I know the question well.
No matter how noble the cause, how moral the action, how important the election, we each face the monsters of indecision and uncertainty.
An old monster has reappeared among us: “Should I vote my conscience and waste my vote?”
I don’t mean to make light of this question, or of any uncertainty each of us has as we face the moral and social responsibilities that living in society demands.
I too must face this question head on, and wonder about another: “Does it even matter what I do? I’m only one person.”
But, I have been fortunate to meet people who took on the challenge that Mahatma Gandhi presented when he said: “We must be the change we wish to see.”
I was a freshman in high school when the New Orleans public buses became integrated.
The law said to do it, but weeks went by before I saw anyone leave the back seat and take a seat a few rows forward.
I remember being afraid, wondering how that old man had decided that today would be the day.
The “law” and all the civil rights speeches may have made the action possible, but that man had to get up and take another seat for his and my world to change
About 15 years ago, I had the opportunity to meet Marian Wright Edelman of the Children’s Defense Fund – an advocacy non-profit for children’s rights and education.
We were left alone as the press and VIPs ran all over looking for her car. Seizing the moment, I asked her how she thought she could accomplish what at that time seemed to me impossible goals.
She answered that she was a good horsefly and would just keep biting the big lazy mule until it moved.
Little by little, she knew it would have to move, and she would get her work done.
This past week I have been honored to drive Doris “Granny D” Haddock around New Orleans – one stop in her national trek to register working women to vote. She is 94 years young.
At 90, she walked across the US to bring critical attention to campaign finance reform, and she was credited by Senator Russ Feingold (D-WI) with generating the kind of attention that was needed to get that bill passed.
Now, in New Orleans, as Granny D spends 10 – 13 hours a day registering voters and urging us to actively participate in our own Democracy, she tells me:
“This is great work.

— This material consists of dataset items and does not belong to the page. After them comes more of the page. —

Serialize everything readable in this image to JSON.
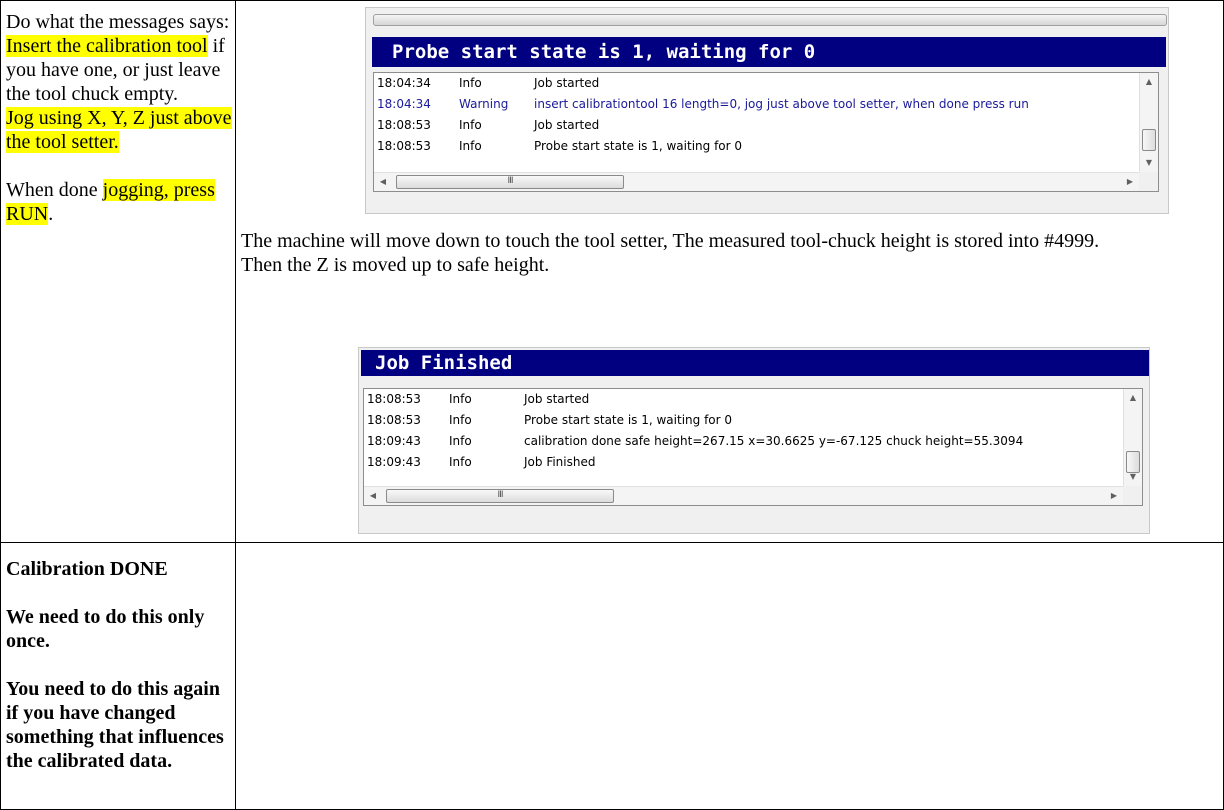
{
  "left_cell": {
    "p1_plain": "Do what the messages says: ",
    "p1_hl1": "Insert the calibration tool",
    "p1_rest": " if you have one, or just leave the tool chuck empty.",
    "p1_hl2": "Jog using X, Y, Z just above the tool setter.",
    "p2_plain": "When done ",
    "p2_hl": "jogging, press RUN",
    "p2_end": "."
  },
  "top_panel": {
    "status": "Probe start state is 1, waiting for 0",
    "log": [
      {
        "time": "18:04:34",
        "level": "Info",
        "message": "Job started",
        "warning": false
      },
      {
        "time": "18:04:34",
        "level": "Warning",
        "message": "insert calibrationtool 16 length=0, jog just above tool setter, when done press run",
        "warning": true
      },
      {
        "time": "18:08:53",
        "level": "Info",
        "message": "Job started",
        "warning": false
      },
      {
        "time": "18:08:53",
        "level": "Info",
        "message": "Probe start state is 1, waiting for 0",
        "warning": false
      }
    ],
    "hscroll_grip": "III"
  },
  "description": {
    "line1": "The machine will move down to touch the tool setter, The measured tool-chuck height is stored into #4999.",
    "line2": "Then the Z is moved up to safe height."
  },
  "bottom_panel": {
    "status": "Job Finished",
    "log": [
      {
        "time": "18:08:53",
        "level": "Info",
        "message": "Job started"
      },
      {
        "time": "18:08:53",
        "level": "Info",
        "message": "Probe start state is 1, waiting for 0"
      },
      {
        "time": "18:09:43",
        "level": "Info",
        "message": "calibration done safe height=267.15 x=30.6625 y=-67.125 chuck height=55.3094"
      },
      {
        "time": "18:09:43",
        "level": "Info",
        "message": "Job Finished"
      }
    ],
    "hscroll_grip": "III"
  },
  "bottom_cell": {
    "title": "Calibration DONE",
    "line2": "We need to do this only once.",
    "line3": "You need to do this again if you have changed something that influences the calibrated data."
  },
  "icons": {
    "scroll_up": "▲",
    "scroll_down": "▼",
    "scroll_left": "◀",
    "scroll_right": "▶"
  }
}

Did you, as a child, hope that one day it would be in your hands to save the world? Then rejoice.”
Is it not indeed joyful to find yourself embarking on a life of great meaning?
Too many wonderful people have given their lives for this democracy, this dream entrusted to us today.
We have to find the time. We have to find the energy. We have to find the optimism to get up and defend our Bill of Rights and the rest of our Constitution.”
We must be more than “subjects” who can be assessed by scores or scantrons.
The quality of their lives and of our lives must be more important than TV talk or PowerPoint charts.
We need to resist what seems to be a trend in modern America to “numeralize” humanity into data and news polls.
Our social, religious, psychological and ethical identities are at stake.
Only by our individuality does democracy live. Only by our actions do we defend our freedom to be individual.
Learn the truth about candidates for yourselves.
Don’t let others take your right to vote from you by claiming your vote won’t count.
Read, listen and think. Look within for the voice you know is yours. Be the change you wish to see.